What are Dividends and how are they Taxed? 7


The way dividends are taxed changed on April 6th 2016. Before this date, dividends paid to those who were subject to a basic tax rate were considered to have already been taxed, and were exempt from further taxation.

Now, only the first £5,000 of dividends will remain untaxed.

What are dividends?

Dividends are payments made from companies to shareholders from their profits. Profits includes any money left over after payment of all invoices, expenses, liabilities and taxes.

Any money not paid out in dividends stays as company funds.

Dividends are typically paid out quarterly, and are distributed depending on how many shares you own in the company. Not all companies pay out dividends, they are not guaranteed and can therefore be stopped at any time.

How will dividends be taxed from 6th April 2016?

The first £5,000 of dividends are tax-free, however, this does not mean the total income figure upon which you are taxed is reduced by £5,000.

Anything above this allowance all depends on which Income Tax Band you are currently in, and bear in mind, you may fall into several.

Dividends are always taxed after any other income has been taken into consideration, so your salary, savings and investments all count. Once these have all been added together, your dividends will then fall into a tax band.

From April 2016, the limits and rates of tax are as follows:

  • Personal Allowance: up to £11,000 – No tax
  • Basic Rate Limit: up to £32,000 – 7.5%
  • Higher Rate Threshold: up to £43,000 – 32.5%
  • Additional Rate: Over £43,000 – 38.1%

There is an allowance of £5,000 of dividend income in each tax year that is tax-free.

Any dividends received above that amount will be taxed at the appropriate amounts as and if they fall into each bracket.

Taxpayers must use self-assessment form to pay their dividend tax as it is not deducted by HMRC.

How were dividends taxed before 6th April 2016?

Previously, net dividends were ‘grossed up’ via tax credits.
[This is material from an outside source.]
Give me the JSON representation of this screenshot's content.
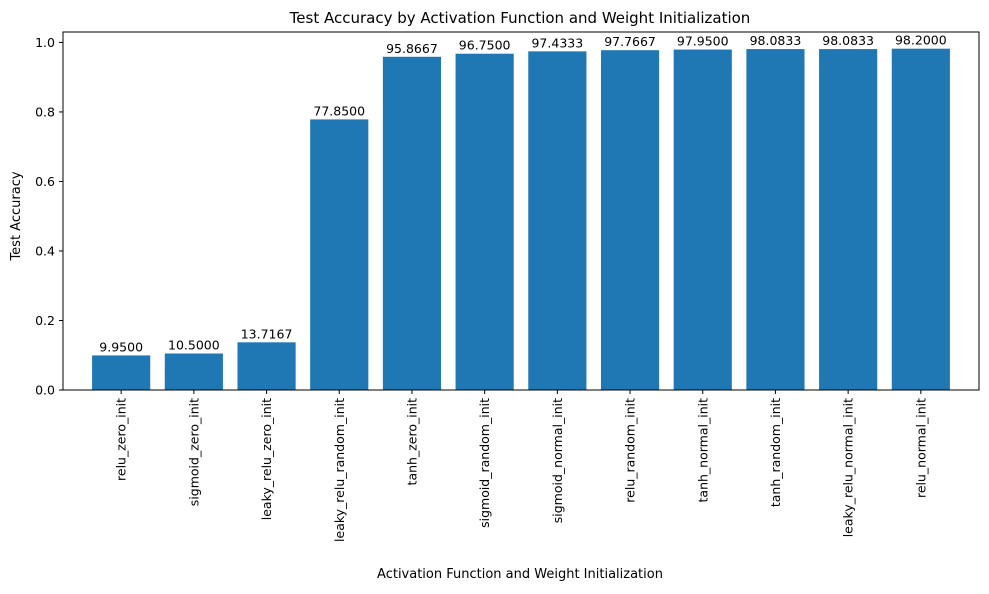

This mean that basic-rate tax-payers were exempt from paying tax on their dividends, whilst those on a higher rate paid 25% and additional-rate taxpayers paid 30.56%.

This was because in effect, all dividends paid out from company profits were deemed to have already been taxed.

Who is better off under the new taxation rules?

It is thought that the move towards offering a £5,000 allowance is a bid from the government to encourage smaller businesses to offer dividends to their workers.

The Treasury said the changes “will ensure that ordinary investors with smaller portfolios and modest dividend income will see no change in their tax liability – and some will pay less tax”.

However, whilst this may stimulate altruism within independent investors, companies with larger profits will be no doubt put off by this change in taxation.

Higher earners and top rate tax payers will see their contributions increase by at least 25%.